Our previous non-exec director had this mantra, and he was totally right as you build your business – it’s not (always) about being a strategic genius, but you typically grow by doing the things you’re good at REALLY well, and repeatedly. Don’t lose sight of that!
“Start to develop a vision, with more clarity each year”
Repeated tactical successes are great, but make sure your team understands where you’re going and buy into your project. As you get bigger, and need to compete more for talented people to join your team, they need to know it’s something they want to be part of and can grow with you.
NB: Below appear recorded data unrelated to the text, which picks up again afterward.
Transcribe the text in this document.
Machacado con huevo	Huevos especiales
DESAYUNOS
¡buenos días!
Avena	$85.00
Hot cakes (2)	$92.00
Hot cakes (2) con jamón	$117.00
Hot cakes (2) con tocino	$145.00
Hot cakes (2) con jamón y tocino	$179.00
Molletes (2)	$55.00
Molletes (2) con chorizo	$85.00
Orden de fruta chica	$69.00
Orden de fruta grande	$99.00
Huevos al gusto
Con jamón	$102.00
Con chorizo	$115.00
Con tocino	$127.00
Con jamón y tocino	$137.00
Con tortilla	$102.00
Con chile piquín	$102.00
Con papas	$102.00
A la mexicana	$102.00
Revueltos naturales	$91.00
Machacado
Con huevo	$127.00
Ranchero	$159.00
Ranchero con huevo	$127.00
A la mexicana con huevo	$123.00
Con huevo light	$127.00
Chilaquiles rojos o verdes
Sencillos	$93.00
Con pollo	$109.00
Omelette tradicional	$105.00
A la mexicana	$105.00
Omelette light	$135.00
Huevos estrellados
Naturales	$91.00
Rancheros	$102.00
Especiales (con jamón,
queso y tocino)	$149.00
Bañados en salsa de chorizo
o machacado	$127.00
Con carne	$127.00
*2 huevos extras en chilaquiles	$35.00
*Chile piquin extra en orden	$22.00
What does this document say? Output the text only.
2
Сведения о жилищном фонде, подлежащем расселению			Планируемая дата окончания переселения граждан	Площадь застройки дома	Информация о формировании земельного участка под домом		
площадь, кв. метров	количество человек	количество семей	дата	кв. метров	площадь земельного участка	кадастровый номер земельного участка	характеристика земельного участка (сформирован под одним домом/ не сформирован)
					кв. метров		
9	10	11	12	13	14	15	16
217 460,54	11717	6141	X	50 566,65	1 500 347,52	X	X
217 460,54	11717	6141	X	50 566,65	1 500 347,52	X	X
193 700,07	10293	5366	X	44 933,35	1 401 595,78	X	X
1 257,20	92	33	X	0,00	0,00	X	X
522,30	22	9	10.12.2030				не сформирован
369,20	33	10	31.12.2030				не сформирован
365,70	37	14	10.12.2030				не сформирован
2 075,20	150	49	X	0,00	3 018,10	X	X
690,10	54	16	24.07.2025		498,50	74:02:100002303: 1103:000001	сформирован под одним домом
When they do, you can rocket!
“Don’t wait too long to hire specialists”
It’s really tempting to think that you’re a HR / People genius, and that you don’t need a proper Finance or Legal person / team. And then you realise how complicated that stuff can be, and you do it really badly! It’s a false economy doing that stuff yourself eventually! Bringing those specialists in liberates you and your business and allows you to focus on the stuff you’re brilliant at.